12 May 2020
Bournemouth, Christchurch & Poole’s Green councillors call for the Bournemouth Air Show to be replaced in the coming years, as one measure to address the climate emergency and to centre local tourism around the needs of residents across the conurbation.
The comments come as BCP Council announce the cancellation of the Air Show this year in response to the COVID-19 pandemic. The decision was made to ensure the safety of residents and minimise the spread of the virus.
Simon Bull, Green Party Councillor for Winton East and member of the Unity Alliance administration running BCP Council, said, “The decision to cancel the Air Show this year was the right one, to protect the residents of Bournemouth and surrounding areas, as well as to do our bit to stop the virus from spreading. We are in a crisis, so it’s right we act on it. Once the pandemic is over, we will remain in the grip of another global crisis that requires us to make similar bold, better and sustainable green choices. We must treat every crisis as a crisis and act proportionally to the risks and urgency that the situation requires. An Air Show does not fit inside the Council’s declaration of a Climate & Ecological Emergency or our commitments under the Paris Climate Agreement going forward.”

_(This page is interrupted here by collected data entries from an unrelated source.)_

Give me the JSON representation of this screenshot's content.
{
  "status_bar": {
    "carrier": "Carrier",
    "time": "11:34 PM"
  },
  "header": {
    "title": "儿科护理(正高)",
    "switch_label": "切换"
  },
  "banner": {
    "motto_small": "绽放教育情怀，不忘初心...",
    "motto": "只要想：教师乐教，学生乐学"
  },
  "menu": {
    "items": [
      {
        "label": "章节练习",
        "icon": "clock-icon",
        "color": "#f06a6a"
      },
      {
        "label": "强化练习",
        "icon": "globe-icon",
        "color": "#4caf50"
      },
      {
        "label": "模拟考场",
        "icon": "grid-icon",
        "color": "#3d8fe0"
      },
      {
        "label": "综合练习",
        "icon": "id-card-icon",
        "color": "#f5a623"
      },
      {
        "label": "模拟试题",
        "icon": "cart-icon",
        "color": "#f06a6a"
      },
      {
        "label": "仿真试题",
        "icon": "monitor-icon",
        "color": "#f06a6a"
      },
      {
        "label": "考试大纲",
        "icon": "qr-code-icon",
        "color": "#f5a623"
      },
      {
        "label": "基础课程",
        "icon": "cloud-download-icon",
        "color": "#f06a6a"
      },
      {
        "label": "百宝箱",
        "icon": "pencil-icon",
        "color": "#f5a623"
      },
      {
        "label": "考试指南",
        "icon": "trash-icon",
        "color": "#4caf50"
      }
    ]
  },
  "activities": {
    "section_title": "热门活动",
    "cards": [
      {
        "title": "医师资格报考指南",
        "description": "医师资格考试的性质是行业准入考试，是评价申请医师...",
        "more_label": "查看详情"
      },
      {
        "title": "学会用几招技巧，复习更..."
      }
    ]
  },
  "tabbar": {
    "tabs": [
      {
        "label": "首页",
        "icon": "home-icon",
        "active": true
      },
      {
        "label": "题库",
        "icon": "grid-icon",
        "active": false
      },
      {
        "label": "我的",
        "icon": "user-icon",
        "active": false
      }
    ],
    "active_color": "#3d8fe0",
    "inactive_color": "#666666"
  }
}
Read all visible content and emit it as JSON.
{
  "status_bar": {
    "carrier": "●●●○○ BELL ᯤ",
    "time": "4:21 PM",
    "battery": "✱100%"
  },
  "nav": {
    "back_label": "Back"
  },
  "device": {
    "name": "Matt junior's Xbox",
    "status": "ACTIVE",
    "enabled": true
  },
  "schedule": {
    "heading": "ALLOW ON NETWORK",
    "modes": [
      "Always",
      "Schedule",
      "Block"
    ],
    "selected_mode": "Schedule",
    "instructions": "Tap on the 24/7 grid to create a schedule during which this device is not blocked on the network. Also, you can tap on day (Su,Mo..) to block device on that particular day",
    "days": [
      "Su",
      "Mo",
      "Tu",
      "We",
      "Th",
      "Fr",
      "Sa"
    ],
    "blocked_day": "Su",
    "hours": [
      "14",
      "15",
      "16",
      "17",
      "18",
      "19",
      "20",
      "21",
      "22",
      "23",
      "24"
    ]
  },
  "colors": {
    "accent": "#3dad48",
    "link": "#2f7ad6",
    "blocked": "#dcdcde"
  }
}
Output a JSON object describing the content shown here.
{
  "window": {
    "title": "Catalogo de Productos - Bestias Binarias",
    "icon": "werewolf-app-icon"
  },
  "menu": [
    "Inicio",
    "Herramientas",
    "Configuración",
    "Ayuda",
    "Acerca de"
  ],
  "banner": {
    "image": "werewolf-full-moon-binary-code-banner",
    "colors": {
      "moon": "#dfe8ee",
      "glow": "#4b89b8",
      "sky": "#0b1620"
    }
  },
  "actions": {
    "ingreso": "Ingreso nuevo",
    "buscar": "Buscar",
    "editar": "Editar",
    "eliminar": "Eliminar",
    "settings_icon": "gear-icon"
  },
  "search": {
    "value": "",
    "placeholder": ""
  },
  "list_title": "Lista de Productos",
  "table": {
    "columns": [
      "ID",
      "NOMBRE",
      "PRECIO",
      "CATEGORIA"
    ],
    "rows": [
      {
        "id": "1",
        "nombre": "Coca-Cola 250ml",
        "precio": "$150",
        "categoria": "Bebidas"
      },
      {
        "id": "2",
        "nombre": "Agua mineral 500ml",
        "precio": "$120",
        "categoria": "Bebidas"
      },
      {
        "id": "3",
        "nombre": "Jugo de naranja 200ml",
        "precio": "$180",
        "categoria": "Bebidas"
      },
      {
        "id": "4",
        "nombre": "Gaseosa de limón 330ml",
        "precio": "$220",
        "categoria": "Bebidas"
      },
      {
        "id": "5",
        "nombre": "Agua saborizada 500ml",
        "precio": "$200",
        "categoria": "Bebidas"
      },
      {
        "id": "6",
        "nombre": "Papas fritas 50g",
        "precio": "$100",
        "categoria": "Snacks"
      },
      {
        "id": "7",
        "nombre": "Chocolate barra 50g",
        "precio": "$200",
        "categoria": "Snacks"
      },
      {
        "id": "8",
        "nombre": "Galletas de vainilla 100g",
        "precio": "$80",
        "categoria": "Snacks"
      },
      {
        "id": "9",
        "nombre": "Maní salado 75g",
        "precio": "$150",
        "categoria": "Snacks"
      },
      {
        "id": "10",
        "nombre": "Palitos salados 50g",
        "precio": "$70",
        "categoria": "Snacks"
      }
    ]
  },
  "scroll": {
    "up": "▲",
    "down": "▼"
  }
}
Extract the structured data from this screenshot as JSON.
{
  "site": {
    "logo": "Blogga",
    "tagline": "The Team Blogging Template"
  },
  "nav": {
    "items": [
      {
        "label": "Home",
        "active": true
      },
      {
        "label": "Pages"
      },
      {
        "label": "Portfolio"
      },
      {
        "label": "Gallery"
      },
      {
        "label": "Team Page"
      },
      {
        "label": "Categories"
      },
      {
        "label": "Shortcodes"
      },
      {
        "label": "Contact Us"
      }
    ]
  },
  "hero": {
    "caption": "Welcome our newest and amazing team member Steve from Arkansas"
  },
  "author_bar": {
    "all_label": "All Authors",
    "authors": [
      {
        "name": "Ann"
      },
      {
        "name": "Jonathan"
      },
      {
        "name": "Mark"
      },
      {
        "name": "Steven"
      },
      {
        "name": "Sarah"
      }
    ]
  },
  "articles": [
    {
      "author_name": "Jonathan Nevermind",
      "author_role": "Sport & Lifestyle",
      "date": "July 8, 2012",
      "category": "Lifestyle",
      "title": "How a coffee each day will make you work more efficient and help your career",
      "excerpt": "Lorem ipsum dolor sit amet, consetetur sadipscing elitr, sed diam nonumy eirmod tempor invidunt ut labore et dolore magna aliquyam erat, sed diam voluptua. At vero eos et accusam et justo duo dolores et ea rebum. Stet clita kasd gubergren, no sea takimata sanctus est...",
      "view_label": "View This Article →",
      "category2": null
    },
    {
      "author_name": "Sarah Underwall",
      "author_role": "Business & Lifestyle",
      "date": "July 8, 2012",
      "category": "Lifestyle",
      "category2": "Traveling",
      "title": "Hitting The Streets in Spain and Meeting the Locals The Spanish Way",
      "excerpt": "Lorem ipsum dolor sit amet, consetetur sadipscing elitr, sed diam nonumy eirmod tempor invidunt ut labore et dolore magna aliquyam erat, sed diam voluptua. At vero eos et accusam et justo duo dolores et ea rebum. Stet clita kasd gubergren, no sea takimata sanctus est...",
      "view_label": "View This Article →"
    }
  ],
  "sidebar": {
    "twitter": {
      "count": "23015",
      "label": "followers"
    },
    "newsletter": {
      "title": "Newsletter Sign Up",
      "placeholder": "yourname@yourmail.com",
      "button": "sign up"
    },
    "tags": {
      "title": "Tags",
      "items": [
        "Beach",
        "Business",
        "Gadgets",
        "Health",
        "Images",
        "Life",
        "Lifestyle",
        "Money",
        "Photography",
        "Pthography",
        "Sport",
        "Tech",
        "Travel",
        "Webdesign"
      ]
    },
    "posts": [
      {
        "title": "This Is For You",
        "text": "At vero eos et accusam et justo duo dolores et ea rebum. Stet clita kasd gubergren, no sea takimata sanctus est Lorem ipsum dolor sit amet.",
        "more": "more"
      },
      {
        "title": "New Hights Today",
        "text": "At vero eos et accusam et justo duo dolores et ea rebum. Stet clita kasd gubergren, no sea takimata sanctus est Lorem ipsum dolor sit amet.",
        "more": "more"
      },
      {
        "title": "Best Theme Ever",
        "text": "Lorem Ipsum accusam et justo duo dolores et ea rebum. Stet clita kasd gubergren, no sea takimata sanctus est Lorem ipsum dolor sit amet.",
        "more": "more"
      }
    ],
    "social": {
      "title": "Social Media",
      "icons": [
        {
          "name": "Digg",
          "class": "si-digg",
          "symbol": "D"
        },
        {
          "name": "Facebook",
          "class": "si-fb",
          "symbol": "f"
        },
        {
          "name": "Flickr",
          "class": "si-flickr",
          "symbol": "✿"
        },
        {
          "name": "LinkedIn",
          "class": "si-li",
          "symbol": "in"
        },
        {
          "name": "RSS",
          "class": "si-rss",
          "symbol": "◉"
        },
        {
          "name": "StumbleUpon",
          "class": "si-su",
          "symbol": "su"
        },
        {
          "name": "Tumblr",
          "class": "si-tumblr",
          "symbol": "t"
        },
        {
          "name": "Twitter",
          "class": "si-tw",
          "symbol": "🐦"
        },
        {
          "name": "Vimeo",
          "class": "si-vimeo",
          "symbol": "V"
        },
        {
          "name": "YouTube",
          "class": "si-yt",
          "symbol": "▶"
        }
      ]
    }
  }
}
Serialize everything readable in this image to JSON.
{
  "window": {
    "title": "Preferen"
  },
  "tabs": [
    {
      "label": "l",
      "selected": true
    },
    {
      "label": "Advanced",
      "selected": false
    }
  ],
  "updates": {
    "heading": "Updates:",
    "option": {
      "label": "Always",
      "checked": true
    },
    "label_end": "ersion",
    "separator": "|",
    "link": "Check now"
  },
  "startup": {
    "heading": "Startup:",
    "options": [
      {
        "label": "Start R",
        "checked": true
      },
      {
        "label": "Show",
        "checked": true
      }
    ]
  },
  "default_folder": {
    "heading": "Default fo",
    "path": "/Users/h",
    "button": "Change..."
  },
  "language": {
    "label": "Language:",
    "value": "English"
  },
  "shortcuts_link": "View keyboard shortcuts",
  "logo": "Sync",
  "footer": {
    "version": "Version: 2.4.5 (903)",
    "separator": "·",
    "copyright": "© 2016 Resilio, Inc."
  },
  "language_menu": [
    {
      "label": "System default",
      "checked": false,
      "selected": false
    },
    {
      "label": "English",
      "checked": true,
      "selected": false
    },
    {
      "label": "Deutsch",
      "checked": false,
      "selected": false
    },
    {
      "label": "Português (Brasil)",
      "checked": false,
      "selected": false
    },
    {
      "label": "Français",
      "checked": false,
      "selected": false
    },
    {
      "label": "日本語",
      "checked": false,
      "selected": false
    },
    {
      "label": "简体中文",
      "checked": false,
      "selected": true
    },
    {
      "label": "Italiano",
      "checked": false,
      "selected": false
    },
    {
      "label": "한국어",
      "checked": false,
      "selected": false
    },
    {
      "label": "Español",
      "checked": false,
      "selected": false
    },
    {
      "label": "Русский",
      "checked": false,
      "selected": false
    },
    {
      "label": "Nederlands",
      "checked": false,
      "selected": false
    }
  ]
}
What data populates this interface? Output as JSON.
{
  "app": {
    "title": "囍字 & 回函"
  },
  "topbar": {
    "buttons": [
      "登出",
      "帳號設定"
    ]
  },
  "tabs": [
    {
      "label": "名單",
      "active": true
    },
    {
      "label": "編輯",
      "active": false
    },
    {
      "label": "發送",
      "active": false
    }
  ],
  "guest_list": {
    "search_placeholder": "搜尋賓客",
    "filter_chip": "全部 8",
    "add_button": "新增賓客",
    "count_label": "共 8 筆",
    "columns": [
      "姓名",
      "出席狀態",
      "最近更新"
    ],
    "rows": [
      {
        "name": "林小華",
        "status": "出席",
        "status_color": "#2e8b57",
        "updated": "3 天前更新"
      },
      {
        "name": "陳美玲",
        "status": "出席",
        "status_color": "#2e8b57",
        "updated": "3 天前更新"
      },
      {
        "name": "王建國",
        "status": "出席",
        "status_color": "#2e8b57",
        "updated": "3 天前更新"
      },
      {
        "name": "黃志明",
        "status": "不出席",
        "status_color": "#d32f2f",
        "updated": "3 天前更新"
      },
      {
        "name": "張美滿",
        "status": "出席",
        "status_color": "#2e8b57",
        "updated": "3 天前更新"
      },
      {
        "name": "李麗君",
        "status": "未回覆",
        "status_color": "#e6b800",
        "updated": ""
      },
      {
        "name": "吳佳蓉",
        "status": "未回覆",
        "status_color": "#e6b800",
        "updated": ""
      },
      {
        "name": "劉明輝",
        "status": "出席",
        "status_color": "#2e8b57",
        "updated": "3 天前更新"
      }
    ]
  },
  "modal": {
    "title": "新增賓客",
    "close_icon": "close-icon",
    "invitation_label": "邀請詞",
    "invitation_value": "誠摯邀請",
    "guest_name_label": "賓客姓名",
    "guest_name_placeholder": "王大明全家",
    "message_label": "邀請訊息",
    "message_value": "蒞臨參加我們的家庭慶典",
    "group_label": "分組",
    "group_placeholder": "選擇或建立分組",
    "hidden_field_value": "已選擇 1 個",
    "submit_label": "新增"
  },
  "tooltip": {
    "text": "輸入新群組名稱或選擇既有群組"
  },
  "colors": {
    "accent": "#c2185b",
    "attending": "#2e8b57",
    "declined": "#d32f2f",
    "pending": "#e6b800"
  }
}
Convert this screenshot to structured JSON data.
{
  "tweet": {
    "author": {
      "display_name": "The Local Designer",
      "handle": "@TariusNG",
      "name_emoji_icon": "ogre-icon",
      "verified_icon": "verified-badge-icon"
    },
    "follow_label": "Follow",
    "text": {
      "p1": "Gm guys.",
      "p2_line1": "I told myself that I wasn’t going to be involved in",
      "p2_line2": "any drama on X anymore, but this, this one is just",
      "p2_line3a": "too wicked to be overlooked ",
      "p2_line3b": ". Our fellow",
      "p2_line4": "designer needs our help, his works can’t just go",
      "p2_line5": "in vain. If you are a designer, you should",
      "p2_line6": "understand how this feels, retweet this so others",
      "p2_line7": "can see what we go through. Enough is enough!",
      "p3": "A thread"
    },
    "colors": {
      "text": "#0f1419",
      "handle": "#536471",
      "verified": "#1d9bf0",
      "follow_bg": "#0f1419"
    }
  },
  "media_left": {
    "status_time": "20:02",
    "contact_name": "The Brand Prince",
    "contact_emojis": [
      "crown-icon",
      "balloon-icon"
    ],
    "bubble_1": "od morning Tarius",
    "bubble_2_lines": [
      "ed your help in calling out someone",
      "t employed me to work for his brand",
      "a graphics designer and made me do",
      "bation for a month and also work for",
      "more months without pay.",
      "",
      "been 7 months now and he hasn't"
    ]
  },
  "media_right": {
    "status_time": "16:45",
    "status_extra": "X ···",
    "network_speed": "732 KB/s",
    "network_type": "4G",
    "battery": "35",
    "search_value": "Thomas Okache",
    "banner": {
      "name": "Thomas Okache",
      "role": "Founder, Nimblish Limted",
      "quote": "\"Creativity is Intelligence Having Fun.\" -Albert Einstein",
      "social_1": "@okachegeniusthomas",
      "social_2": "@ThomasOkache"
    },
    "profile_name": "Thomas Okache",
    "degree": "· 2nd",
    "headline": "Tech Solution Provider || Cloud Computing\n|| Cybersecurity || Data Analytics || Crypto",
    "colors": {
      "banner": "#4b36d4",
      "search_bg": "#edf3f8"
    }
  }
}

He also raises issues with the Council’s confirmation that the Air Show will go ahead in summer 2021.
“If we are to meet the 2030 commitment to be carbon-neutral throughout BCP Council and its operations and for the broader conurbation to follow suit soon after, is it possible to justify that the Air Show is planned to go ahead next year? We need to lead on this now because we’ve declared the Climate and Ecological Emergency and not wait to pass the buck to the next administration in the lead-up to 2030.”
Last year, the BCP Council announced a carbon offsetting scheme for the Air Show, committing to planting over 200 trees, one for every estimated tonne of carbon dioxide emitted by the aircraft that perform during the event. While BCP’s Green councillors welcomed the efforts to address the climate impacts of the Air Show, Cllr Bull says that these new commitments do not go far enough.
“We are facing a climate emergency right now. Carbon offsetting is not the solution. The trees we plant today will draw-down this carbon across their life-time, it doesn’t immediately remove the 274 tonnes of carbon the planes emit during the show. It also doesn’t address the emissions impacts from all the increase in car traffic into Bournemouth from tourists and traders. And while the partnership also commits that for every tree planted a tonne of carbon dioxide will be saved by avoided deforestation in the Amazon Rainforest, we should support projects that protect rainforests without using them to justify our own local emissions.”
UK-based commercial energy consultancy Green Energy Consulting estimates that a UK native broadleaf tree absorbs on average one tonne of carbon dioxide during its entire lifetime of approximately one hundred years. This would mean that the carbon emissions of the aircraft from the four-day event could take up to a century to be fully offset.
They also highlight that not all residents in the conurbation welcome the arrival of the Air Show, when large crowds of people come to the town, causing traffic congestion, increased air pollution, litter and general disruption to the local community over the course of the four-day event.
“It could be a great time to have a conversation with residents across Bournemouth, and the wider conurbation, about what they would like to see from a new event to replace the Air Show. We could have a vibrant festival to celebrate the cultural history and natural heritage of our beautiful home, champion local sustainable businesses and foster a sense of collective community involvement.”